Ethereum is dancing with demand again! The weekly imbalance at $3,872 has taken control, sweeping away the daily demand like crumbs off the table. But wait—there’s an even stronger monthly imbalance sitting patiently down at $2,700. Should we load up on coins, scalp with futures, or just sit back with popcorn and watch the reaction? Let’s dive into the charts and talk crypto strategy.
The weekly demand imbalance at $3,872 is now fully in control. It eliminated the daily demand zone on its way in, indicating strong institutional orders were resting there. As long as ETH holds above this imbalance, the bias is bullish. We’re expecting a reaction in the coming days, and this could trigger swing setups or even larger legs higher.
On the monthly chart, Ethereum has a massive untested demand imbalance around $2,700. This level hasn’t been reached yet, but when it is, expect a major influx of institutional buyers to emerge. Monthly levels like this are where patience pays. If you want to learn to trade crypto with supply and demand, this is your long-term roadmap.

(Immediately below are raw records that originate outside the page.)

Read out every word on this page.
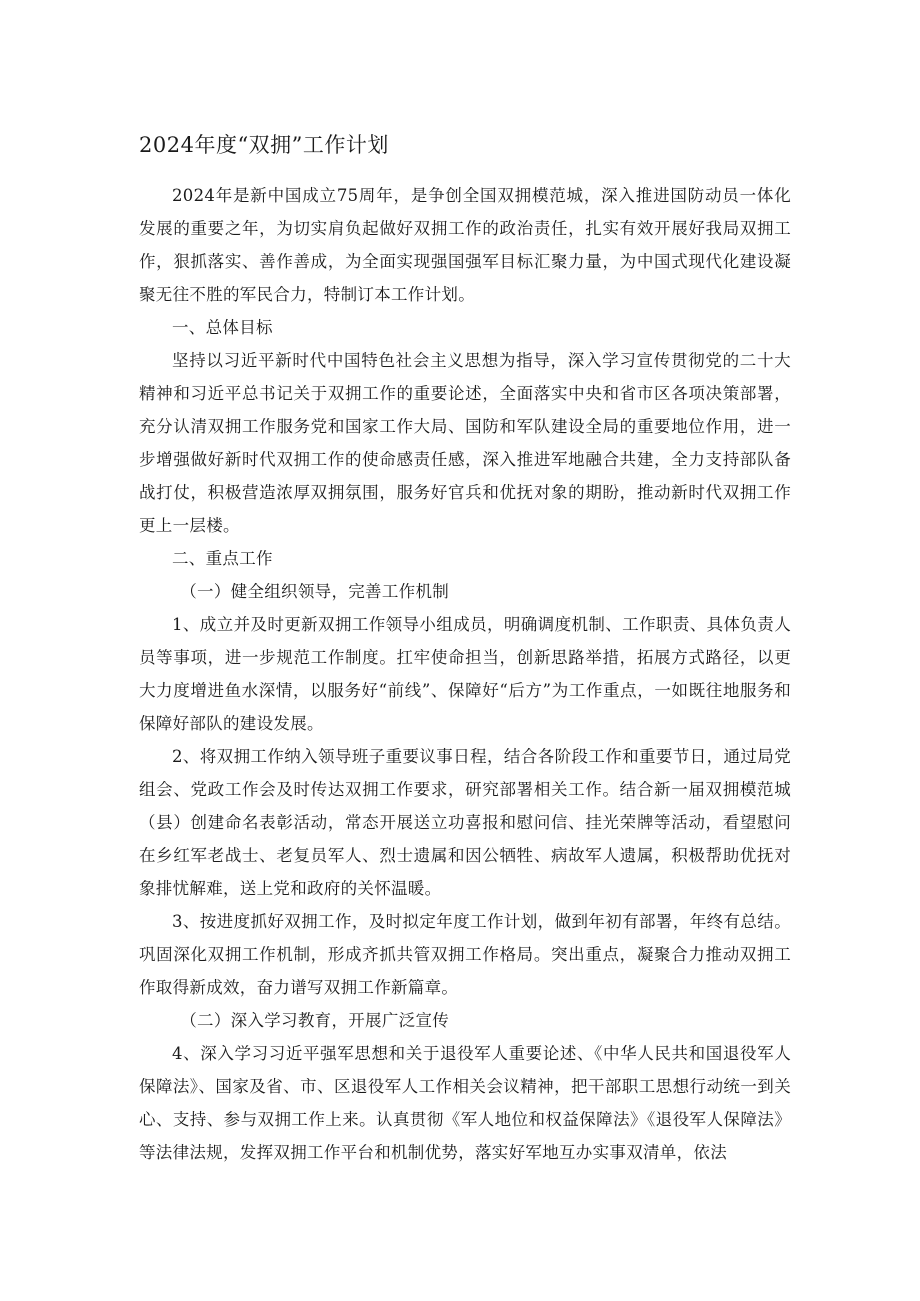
2024年度“双拥”工作计划

2024年是新中国成立75周年，是争创全国双拥模范城，深入推进国防动员一体化发展的重要之年，为切实肩负起做好双拥工作的政治责任，扎实有效开展好我局双拥工作，狠抓落实、善作善成，为全面实现强国强军目标汇聚力量，为中国式现代化建设凝聚无往不胜的军民合力，特制订本工作计划。

一、总体目标

坚持以习近平新时代中国特色社会主义思想为指导，深入学习宣传贯彻党的二十大精神和习近平总书记关于双拥工作的重要论述，全面落实中央和省市区各项决策部署，充分认清双拥工作服务党和国家工作大局、国防和军队建设全局的重要地位作用，进一步增强做好新时代双拥工作的使命感责任感，深入推进军地融合共建，全力支持部队备战打仗，积极营造浓厚双拥氛围，服务好官兵和优抚对象的期盼，推动新时代双拥工作更上一层楼。

二、重点工作

（一）健全组织领导，完善工作机制

1、成立并及时更新双拥工作领导小组成员，明确调度机制、工作职责、具体负责人员等事项，进一步规范工作制度。扛牢使命担当，创新思路举措，拓展方式路径，以更大力度增进鱼水深情，以服务好“前线”、保障好“后方”为工作重点，一如既往地服务和保障好部队的建设发展。

2、将双拥工作纳入领导班子重要议事日程，结合各阶段工作和重要节日，通过局党组会、党政工作会及时传达双拥工作要求，研究部署相关工作。结合新一届双拥模范城（县）创建命名表彰活动，常态开展送立功喜报和慰问信、挂光荣牌等活动，看望慰问在乡红军老战士、老复员军人、烈士遗属和因公牺牲、病故军人遗属，积极帮助优抚对象排忧解难，送上党和政府的关怀温暖。

3、按进度抓好双拥工作，及时拟定年度工作计划，做到年初有部署，年终有总结。巩固深化双拥工作机制，形成齐抓共管双拥工作格局。突出重点，凝聚合力推动双拥工作取得新成效，奋力谱写双拥工作新篇章。

（二）深入学习教育，开展广泛宣传

4、深入学习习近平强军思想和关于退役军人重要论述、《中华人民共和国退役军人保障法》、国家及省、市、区退役军人工作相关会议精神，把干部职工思想行动统一到关心、支持、参与双拥工作上来。认真贯彻《军人地位和权益保障法》《退役军人保障法》等法律法规，发挥双拥工作平台和机制优势，落实好军地互办实事双清单，依法
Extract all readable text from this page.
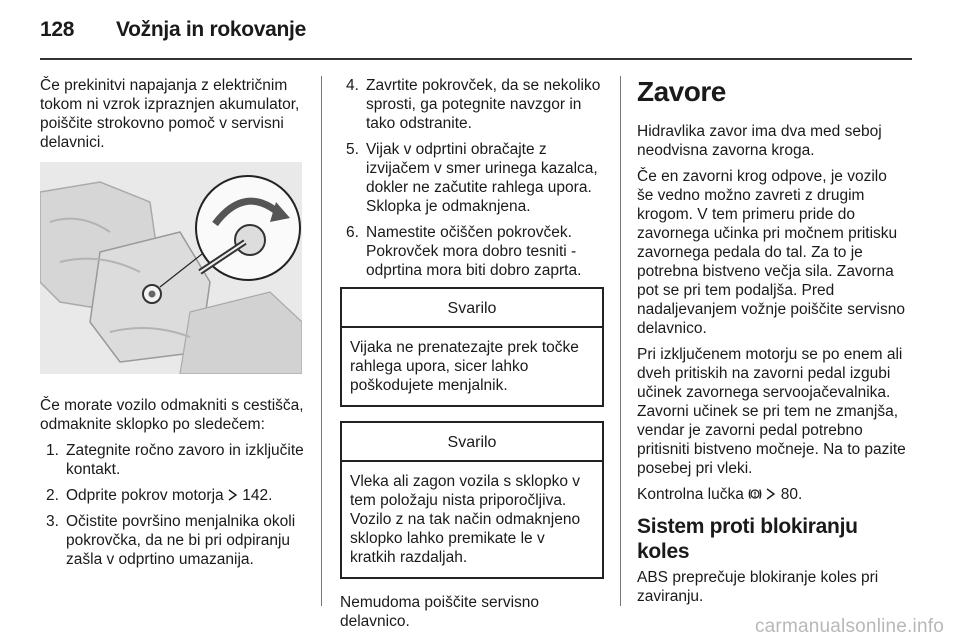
128 Vožnja in rokovanje

Če prekinitvi napajanja z električnim tokom ni vzrok izpraznjen akumulator, poiščite strokovno pomoč v servisni delavnici.

Če morate vozilo odmakniti s cestišča, odmaknite sklopko po sledečem:

1. Zategnite ročno zavoro in izključite kontakt.
2. Odprite pokrov motorja 142.
3. Očistite površino menjalnika okoli pokrovčka, da ne bi pri odpiranju zašla v odprtino umazanija.
4. Zavrtite pokrovček, da se nekoliko sprosti, ga potegnite navzgor in tako odstranite.
5. Vijak v odprtini obračajte z izvijačem v smer urinega kazalca, dokler ne začutite rahlega upora. Sklopka je odmaknjena.
6. Namestite očiščen pokrovček. Pokrovček mora dobro tesniti - odprtina mora biti dobro zaprta.
Svarilo
Vijaka ne prenatezajte prek točke rahlega upora, sicer lahko poškodujete menjalnik.
Svarilo
Vleka ali zagon vozila s sklopko v tem položaju nista priporočljiva. Vozilo z na tak način odmaknjeno sklopko lahko premikate le v kratkih razdaljah.

Nemudoma poiščite servisno delavnico.

Zavore

Hidravlika zavor ima dva med seboj neodvisna zavorna kroga.

Če en zavorni krog odpove, je vozilo še vedno možno zavreti z drugim krogom. V tem primeru pride do zavornega učinka pri močnem pritisku zavornega pedala do tal. Za to je potrebna bistveno večja sila. Zavorna pot se pri tem podaljša. Pred nadaljevanjem vožnje poiščite servisno delavnico.

Pri izključenem motorju se po enem ali dveh pritiskih na zavorni pedal izgubi učinek zavornega servoojačevalnika. Zavorni učinek se pri tem ne zmanjša, vendar je zavorni pedal potrebno pritisniti bistveno močneje. Na to pazite posebej pri vleki.

Kontrolna lučka 80.

Sistem proti blokiranju koles

ABS preprečuje blokiranje koles pri zaviranju.

carmanualsonline.info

Since the tested daily demand level got wiped out, intraday traders can now look for M15–H1 confirmations inside the weekly imbalance. Futures traders can utilise leverage for short-term scalping, while long-term investors may simply buy coins and hold them.
Crypto scalpers—don’t forget, greed can destroy accounts faster than ETH gas fees. Swing traders, patience is your best friend: you can also wait for new demand formations within this weekly imbalance to confirm buyers are defending.
Crypto trading psychology. This is where emotions get tested. Most traders chase price when it’s rising, but true pros wait for the price to return to wholesale levels, such as $3,872 or even $2,700. Remember: waiting is not wasted time—it’s preparation.